Finalmente, en cuanto a la vulneración del principio de in dubio pro reo, tampoco existe duda alguna de que dichos mensajes fuesen mandados al hijo de la denunciante por el acusado, habida cuenta del contenido del informe efectuado por la Brigada de la Policía Judicial, Grupo de Delitos Tecnológicos, obrante a los folios 140 y siguientes, del cual se deduce que los mensajes fueron enviados desde la IP NUM000 , perteneciente a Telefónica España, asociada al teléfono de Cornelio , como consta a los folios 84, 145 y 156 y, por otra parte, dado el contenido de los referidos mensajes, dirigidos, como ya se ha indicado, al hijo de la denunciante y en los cuales, como consta a los folios 88 a 97 bajo el epígrafe de 'Fotos de tu mami ',se contenían diversas alegaciones sobre la vida intima de la denunciante y sobre las veces que había mantenido relaciones íntimas con la misma, no podían provenir de otra persona que del acusado, que si bien inicialmente, en su declaración en el Juzgado de Instrucción negó haber mantenido ninguna relación con la denunciante más que de tipo profesional, en el acto del juicio oral reconoció haber mantenido encuentros sexuales con la misma en un hotel en dos o tres ocasiones, negando en esta ocasión haber tenido ninguna relación laboral con la misma, resultando sus manifestaciones obviamente inverosímiles.

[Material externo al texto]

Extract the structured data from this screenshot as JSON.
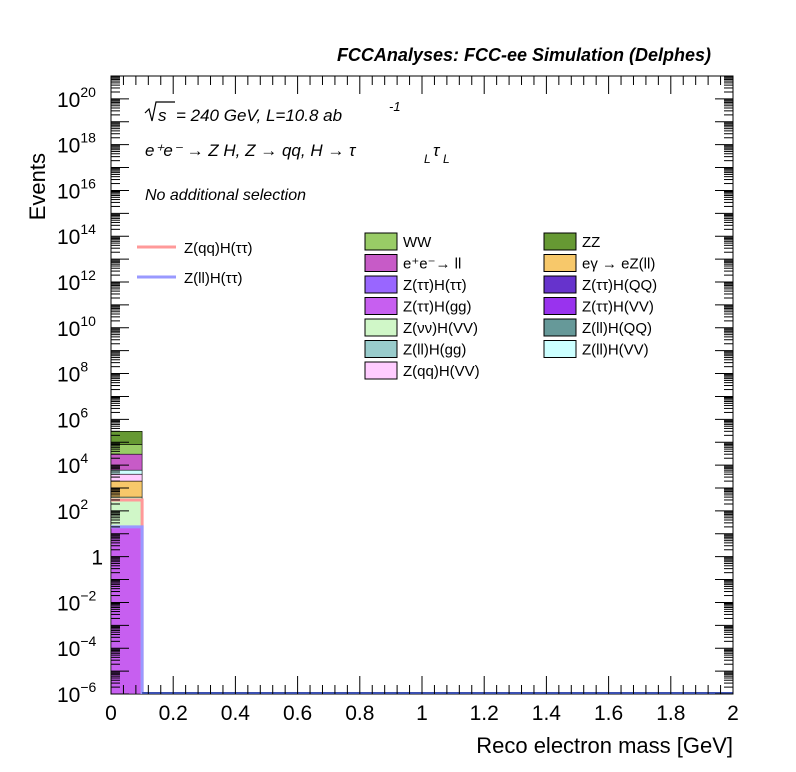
{
  "chart_data": {
    "type": "bar",
    "title": "FCCAnalyses: FCC-ee Simulation (Delphes)",
    "annotations": {
      "sqrt_s_symbol": "√s",
      "energy_lumi": "= 240 GeV, L=10.8 ab",
      "lumi_exponent": "-1",
      "process": "e⁺e⁻ → Z H, Z → qq, H → τ",
      "tau_sub_1": "L",
      "tau_2": "τ",
      "tau_sub_2": "L",
      "selection": "No additional selection"
    },
    "xlabel": "Reco electron mass [GeV]",
    "ylabel": "Events",
    "xlim": [
      0,
      2
    ],
    "ylim_exponent": [
      -6,
      21
    ],
    "y_scale": "log",
    "x_tick_labels": [
      "0",
      "0.2",
      "0.4",
      "0.6",
      "0.8",
      "1",
      "1.2",
      "1.4",
      "1.6",
      "1.8",
      "2"
    ],
    "y_tick_labels": [
      {
        "base": "10",
        "exp": "−6",
        "value": -6
      },
      {
        "base": "10",
        "exp": "−4",
        "value": -4
      },
      {
        "base": "10",
        "exp": "−2",
        "value": -2
      },
      {
        "base": "1",
        "exp": "",
        "value": 0
      },
      {
        "base": "10",
        "exp": "2",
        "value": 2
      },
      {
        "base": "10",
        "exp": "4",
        "value": 4
      },
      {
        "base": "10",
        "exp": "6",
        "value": 6
      },
      {
        "base": "10",
        "exp": "8",
        "value": 8
      },
      {
        "base": "10",
        "exp": "10",
        "value": 10
      },
      {
        "base": "10",
        "exp": "12",
        "value": 12
      },
      {
        "base": "10",
        "exp": "14",
        "value": 14
      },
      {
        "base": "10",
        "exp": "16",
        "value": 16
      },
      {
        "base": "10",
        "exp": "18",
        "value": 18
      },
      {
        "base": "10",
        "exp": "20",
        "value": 20
      }
    ],
    "bin": [
      0,
      0.1
    ],
    "stack_order": "bottom-to-top",
    "series": [
      {
        "name": "Z(ττ)H(gg)",
        "color": "#c75ff0",
        "stack_top": 20
      },
      {
        "name": "Z(νν)H(VV)",
        "color": "#d0f7c8",
        "stack_top": 400
      },
      {
        "name": "eγ → eZ(ll)",
        "color": "#f7c86a",
        "stack_top": 2000
      },
      {
        "name": "Z(qq)H(VV)",
        "color": "#ffccff",
        "stack_top": 4000
      },
      {
        "name": "Z(ll)H(VV)",
        "color": "#ccffff",
        "stack_top": 6000
      },
      {
        "name": "e⁺e⁻→ ll",
        "color": "#c75bc7",
        "stack_top": 30000
      },
      {
        "name": "WW",
        "color": "#99cc66",
        "stack_top": 80000
      },
      {
        "name": "ZZ",
        "color": "#669933",
        "stack_top": 300000
      }
    ],
    "signals": [
      {
        "name": "Z(qq)H(ττ)",
        "color": "#ff9999",
        "value": 300
      },
      {
        "name": "Z(ll)H(ττ)",
        "color": "#9999ff",
        "value": 20
      }
    ],
    "legend_backgrounds": [
      {
        "name": "WW",
        "color": "#99cc66"
      },
      {
        "name": "e⁺e⁻→ ll",
        "color": "#c75bc7"
      },
      {
        "name": "Z(ττ)H(ττ)",
        "color": "#9966ff"
      },
      {
        "name": "Z(ττ)H(gg)",
        "color": "#c75ff0"
      },
      {
        "name": "Z(νν)H(VV)",
        "color": "#d0f7c8"
      },
      {
        "name": "Z(ll)H(gg)",
        "color": "#99cccc"
      },
      {
        "name": "Z(qq)H(VV)",
        "color": "#ffccff"
      },
      {
        "name": "ZZ",
        "color": "#669933"
      },
      {
        "name": "eγ → eZ(ll)",
        "color": "#f7c86a"
      },
      {
        "name": "Z(ττ)H(QQ)",
        "color": "#6633cc"
      },
      {
        "name": "Z(ττ)H(VV)",
        "color": "#9933ee"
      },
      {
        "name": "Z(ll)H(QQ)",
        "color": "#669999"
      },
      {
        "name": "Z(ll)H(VV)",
        "color": "#ccffff"
      }
    ],
    "legend_placement": "top-center",
    "signal_legend_placement": "top-left",
    "grid": false
  }
}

Todo ello nos conduce a la desestimación del recurso y a la confirmación de la resolución recurrida.
Quinto:costas. Con arreglo a lo dispuesto en los artículos 123 y 124 del Código Penal y 240 de la Ley de Enjuiciamiento Criminal , procede su declaración de oficio.
Vistos los artículos citados y demás de general y pertinente aplicación al caso,
Fallo
Que, desestimando el recurso de apelación interpuesto por la representación procesal de Cornelio contra la sentencia dictada en el Juzgado de lo Penal número 5 de Getafe (Madrid) en el procedimiento abreviado número 248/2012 con fecha 27 de diciembre de 2012, debemos confirmar y confirmamos íntegramente dicha resolución, con declaración de oficio de las costas causadas en esta instancia.

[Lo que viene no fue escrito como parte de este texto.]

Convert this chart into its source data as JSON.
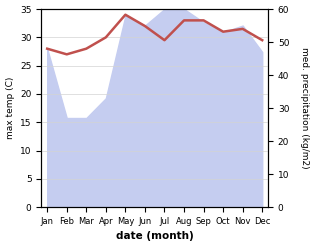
{
  "months": [
    "Jan",
    "Feb",
    "Mar",
    "Apr",
    "May",
    "Jun",
    "Jul",
    "Aug",
    "Sep",
    "Oct",
    "Nov",
    "Dec"
  ],
  "x": [
    0,
    1,
    2,
    3,
    4,
    5,
    6,
    7,
    8,
    9,
    10,
    11
  ],
  "temperature": [
    28,
    27,
    28,
    30,
    34,
    32,
    29.5,
    33,
    33,
    31,
    31.5,
    29.5
  ],
  "precipitation": [
    48,
    27,
    27,
    33,
    58,
    55,
    60,
    60,
    56,
    53,
    55,
    47
  ],
  "temp_ylim": [
    0,
    35
  ],
  "precip_ylim": [
    0,
    60
  ],
  "temp_color": "#c0504d",
  "precip_fill_color": "#c5cdf0",
  "xlabel": "date (month)",
  "ylabel_left": "max temp (C)",
  "ylabel_right": "med. precipitation (kg/m2)",
  "bg_color": "#ffffff"
}
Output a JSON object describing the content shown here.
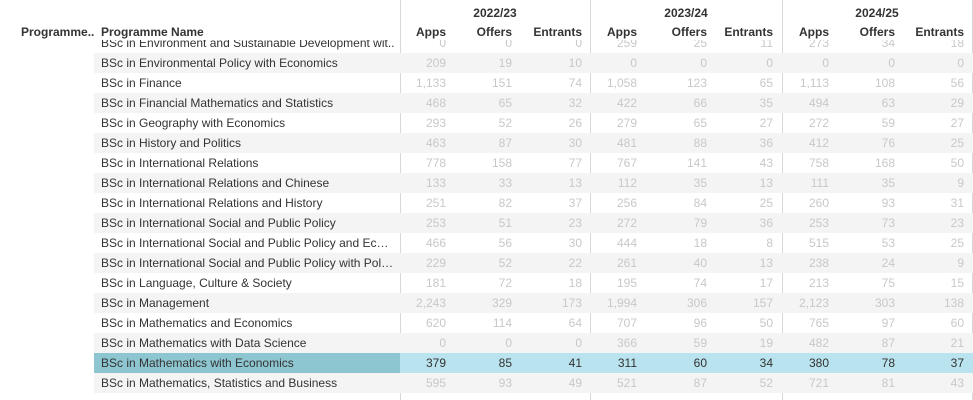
{
  "header": {
    "prog_code_label": "Programme..",
    "prog_name_label": "Programme Name",
    "years": [
      "2022/23",
      "2023/24",
      "2024/25"
    ],
    "metrics": [
      "Apps",
      "Offers",
      "Entrants"
    ]
  },
  "rows": [
    {
      "name": "BSc in Environment and Sustainable Development wit..",
      "v": [
        "0",
        "0",
        "0",
        "259",
        "25",
        "11",
        "273",
        "34",
        "18"
      ]
    },
    {
      "name": "BSc in Environmental Policy with Economics",
      "v": [
        "209",
        "19",
        "10",
        "0",
        "0",
        "0",
        "0",
        "0",
        "0"
      ]
    },
    {
      "name": "BSc in Finance",
      "v": [
        "1,133",
        "151",
        "74",
        "1,058",
        "123",
        "65",
        "1,113",
        "108",
        "56"
      ]
    },
    {
      "name": "BSc in Financial Mathematics and Statistics",
      "v": [
        "468",
        "65",
        "32",
        "422",
        "66",
        "35",
        "494",
        "63",
        "29"
      ]
    },
    {
      "name": "BSc in Geography with Economics",
      "v": [
        "293",
        "52",
        "26",
        "279",
        "65",
        "27",
        "272",
        "59",
        "27"
      ]
    },
    {
      "name": "BSc in History and Politics",
      "v": [
        "463",
        "87",
        "30",
        "481",
        "88",
        "36",
        "412",
        "76",
        "25"
      ]
    },
    {
      "name": "BSc in International Relations",
      "v": [
        "778",
        "158",
        "77",
        "767",
        "141",
        "43",
        "758",
        "168",
        "50"
      ]
    },
    {
      "name": "BSc in International Relations and Chinese",
      "v": [
        "133",
        "33",
        "13",
        "112",
        "35",
        "13",
        "111",
        "35",
        "9"
      ]
    },
    {
      "name": "BSc in International Relations and History",
      "v": [
        "251",
        "82",
        "37",
        "256",
        "84",
        "25",
        "260",
        "93",
        "31"
      ]
    },
    {
      "name": "BSc in International Social and Public Policy",
      "v": [
        "253",
        "51",
        "23",
        "272",
        "79",
        "36",
        "253",
        "73",
        "23"
      ]
    },
    {
      "name": "BSc in International Social and Public Policy and Econ..",
      "v": [
        "466",
        "56",
        "30",
        "444",
        "18",
        "8",
        "515",
        "53",
        "25"
      ]
    },
    {
      "name": "BSc in International Social and Public Policy with Politi..",
      "v": [
        "229",
        "52",
        "22",
        "261",
        "40",
        "13",
        "238",
        "24",
        "9"
      ]
    },
    {
      "name": "BSc in Language, Culture & Society",
      "v": [
        "181",
        "72",
        "18",
        "195",
        "74",
        "17",
        "213",
        "75",
        "15"
      ]
    },
    {
      "name": "BSc in Management",
      "v": [
        "2,243",
        "329",
        "173",
        "1,994",
        "306",
        "157",
        "2,123",
        "303",
        "138"
      ]
    },
    {
      "name": "BSc in Mathematics and Economics",
      "v": [
        "620",
        "114",
        "64",
        "707",
        "96",
        "50",
        "765",
        "97",
        "60"
      ]
    },
    {
      "name": "BSc in Mathematics with Data Science",
      "v": [
        "0",
        "0",
        "0",
        "366",
        "59",
        "19",
        "482",
        "87",
        "21"
      ]
    },
    {
      "name": "BSc in Mathematics with Economics",
      "v": [
        "379",
        "85",
        "41",
        "311",
        "60",
        "34",
        "380",
        "78",
        "37"
      ],
      "selected": true
    },
    {
      "name": "BSc in Mathematics, Statistics and Business",
      "v": [
        "595",
        "93",
        "49",
        "521",
        "87",
        "52",
        "721",
        "81",
        "43"
      ]
    }
  ]
}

Notifíquese la presente resolución en la forma señalada en el artículo 284.4 de la Ley Orgánica del Poder Judicial , haciendo saber a las partes que contra la misma no cabe recurso.
Devuélvanse los autos originales al Juzgado de procedencia, con testimonio de esta resolución, para su conocimiento y cumplimiento.
Así por esta nuestra sentencia, de la que se unirá certificación al rollo, lo pronunciamos, mandamos y firmamos.
PUBLICACIÓN.- Firmada la anterior resolución es entregada en esta Secretaría para su notificación, dándose publicidad en legal forma, y se expide certificación literal de la misma para su unión al rollo. Certifico.
PUBLICACIÓN: En la misma fecha fue leída y publicada la anterior resolución por el Ilmo. Sr/a. Magistrado que la dictó, celebrando Audiencia Pública. Doy fe.
DILIGENCIA: Seguidamente se procede a cumplimentar la notificación de la anterior resolución. Doy fe.